Concept of a carbon-neutral cruise ship ready in 2025
Headed up by Meyer Turku Oy, the green transition lead programme NEcOLEAP invites the representatives of companies, universities and research institutes to develop innovative and sustainable technological solutions for the needs of the maritime industry. Regarding the shipyard, the goal is to develop the concept of a carbon-neutral cruise ship by 2025 and make the entire shipyard climate-neutral by 2030.
Selected for Business Finland’s financing programme for lead companies and ecosystems, NEcOLEAP has a cost estimate of around 160 million euros, which tells about the significance of the project both nationally and internationally. An order for a climate-neutral cruise ship would generate some 9,500 jobs in the Turku shipyard and its partner network, and strengthen the position of the shipyard as a global trailblazer in its industry.
NEcOLEAP brings together the expertise of many providers
The research and development topics within the NEcOLEAP programme will focus on four areas: the designing of the cruise ship itself, the shipyard’s operations, i.e. the different phases of shipbuilding, and the introduction of smart technologies and the open-minded professionals of the future.
”The project has been running for about a year, and it has attracted great interest among the companies, research institutes and universities in the industry. More than one hundred project proposals have been submitted, around ten of which have so far been accepted for inclusion, and a few more are currently being processed. Project proposals have been submitted broadly for different areas, and their scope covers the entire lifecycle of a vessel from designing to building to operating the ship to circular economy solutions”, says Ilkka Rytkölä, Ecosystem Lead at Meyer Turku.

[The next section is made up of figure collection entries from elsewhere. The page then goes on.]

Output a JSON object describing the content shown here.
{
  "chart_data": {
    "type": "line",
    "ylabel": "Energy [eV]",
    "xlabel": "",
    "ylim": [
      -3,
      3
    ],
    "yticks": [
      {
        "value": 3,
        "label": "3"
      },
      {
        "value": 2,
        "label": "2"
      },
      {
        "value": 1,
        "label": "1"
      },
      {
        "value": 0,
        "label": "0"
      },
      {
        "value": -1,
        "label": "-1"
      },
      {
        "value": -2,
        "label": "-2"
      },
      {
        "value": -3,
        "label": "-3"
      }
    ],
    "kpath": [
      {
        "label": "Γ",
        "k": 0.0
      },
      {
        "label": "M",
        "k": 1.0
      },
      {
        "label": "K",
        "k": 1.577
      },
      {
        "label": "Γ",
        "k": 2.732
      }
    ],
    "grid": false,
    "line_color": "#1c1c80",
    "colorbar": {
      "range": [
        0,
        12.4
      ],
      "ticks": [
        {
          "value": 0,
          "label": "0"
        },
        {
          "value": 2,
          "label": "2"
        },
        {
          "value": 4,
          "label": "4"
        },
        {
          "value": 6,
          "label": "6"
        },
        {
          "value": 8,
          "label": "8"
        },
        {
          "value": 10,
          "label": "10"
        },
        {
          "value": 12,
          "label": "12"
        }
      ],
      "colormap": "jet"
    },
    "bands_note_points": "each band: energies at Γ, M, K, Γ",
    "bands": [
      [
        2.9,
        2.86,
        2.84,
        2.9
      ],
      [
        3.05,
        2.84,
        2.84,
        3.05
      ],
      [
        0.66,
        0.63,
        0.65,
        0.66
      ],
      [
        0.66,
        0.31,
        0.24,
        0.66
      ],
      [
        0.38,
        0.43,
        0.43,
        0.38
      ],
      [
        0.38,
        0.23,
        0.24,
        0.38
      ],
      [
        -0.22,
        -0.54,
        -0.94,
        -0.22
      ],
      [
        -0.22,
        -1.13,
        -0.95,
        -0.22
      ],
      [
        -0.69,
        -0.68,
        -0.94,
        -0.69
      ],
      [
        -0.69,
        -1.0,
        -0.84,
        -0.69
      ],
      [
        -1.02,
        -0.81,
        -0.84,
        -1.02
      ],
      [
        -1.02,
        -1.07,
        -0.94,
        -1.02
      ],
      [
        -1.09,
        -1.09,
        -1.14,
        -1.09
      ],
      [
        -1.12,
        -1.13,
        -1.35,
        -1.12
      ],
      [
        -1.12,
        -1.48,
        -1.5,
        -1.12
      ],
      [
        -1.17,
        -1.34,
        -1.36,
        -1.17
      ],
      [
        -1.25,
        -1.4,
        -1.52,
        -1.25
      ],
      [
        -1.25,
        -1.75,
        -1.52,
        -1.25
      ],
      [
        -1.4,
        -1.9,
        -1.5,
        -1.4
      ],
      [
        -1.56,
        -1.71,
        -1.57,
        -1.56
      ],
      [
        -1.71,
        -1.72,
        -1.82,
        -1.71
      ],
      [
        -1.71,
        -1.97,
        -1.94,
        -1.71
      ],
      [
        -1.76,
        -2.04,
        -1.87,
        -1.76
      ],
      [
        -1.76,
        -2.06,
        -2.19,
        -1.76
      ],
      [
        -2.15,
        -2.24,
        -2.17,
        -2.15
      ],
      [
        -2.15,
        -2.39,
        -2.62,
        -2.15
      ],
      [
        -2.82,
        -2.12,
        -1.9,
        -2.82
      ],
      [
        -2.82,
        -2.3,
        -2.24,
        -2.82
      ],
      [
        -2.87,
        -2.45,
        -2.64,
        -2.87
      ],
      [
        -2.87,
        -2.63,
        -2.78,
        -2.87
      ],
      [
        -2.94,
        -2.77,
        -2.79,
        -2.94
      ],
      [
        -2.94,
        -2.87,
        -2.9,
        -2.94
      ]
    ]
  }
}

The first projects are well underway
The diversity of the projects is indicated by the content of the projects already started. A project run by Åbo Akademi University focuses on rationalising ship designing with the thought: lower costs, and better ship. Meyer Turku is looking into the structures of cruise ships with the goal to lighten the vessel and optimise the centre of gravity, both of which can considerably decrease the fuel costs of the vessel. Another goal is carbon-free hull structure by 2030, when the production of carbon-free steel will have started in Finland. The project of the Turku University of Applied Sciences in turn studies the acoustics and ventilation solution of vessels with the goal to achieve better energy efficiency, lower fuel costs and improved passenger comfort. The Turku University of Applied Sciences also heads up a project aimed at the development of a virtual training centre which would enable training of different practical work phases in an interactive virtual reality.
Opportunities and financing also for new development ideas
NEcOLEAP also offers an opportunity for new partners to become part of Meyer Turku’s extensive co-operation network. Interesting areas relating to the promotion of green transition include, for example, the opportunities of circular economy and the resource-efficiency of materials.
”There are no advance requirements for the applicant companies and research institutes regarding e.g. company size. The participants already include companies of all sizes from small start-ups to bigger ones. Project proposals are received continuously, and the accepted projects also get access to Business Finland’s funding. On the whole, Business Finland has set aside 50 million euros for the companies, research institutes and universities involved in the NEcOLEAP programme, so it is worthwhile to present good project topics”, says Ilkka Rytkölä, Ecosystem Lead.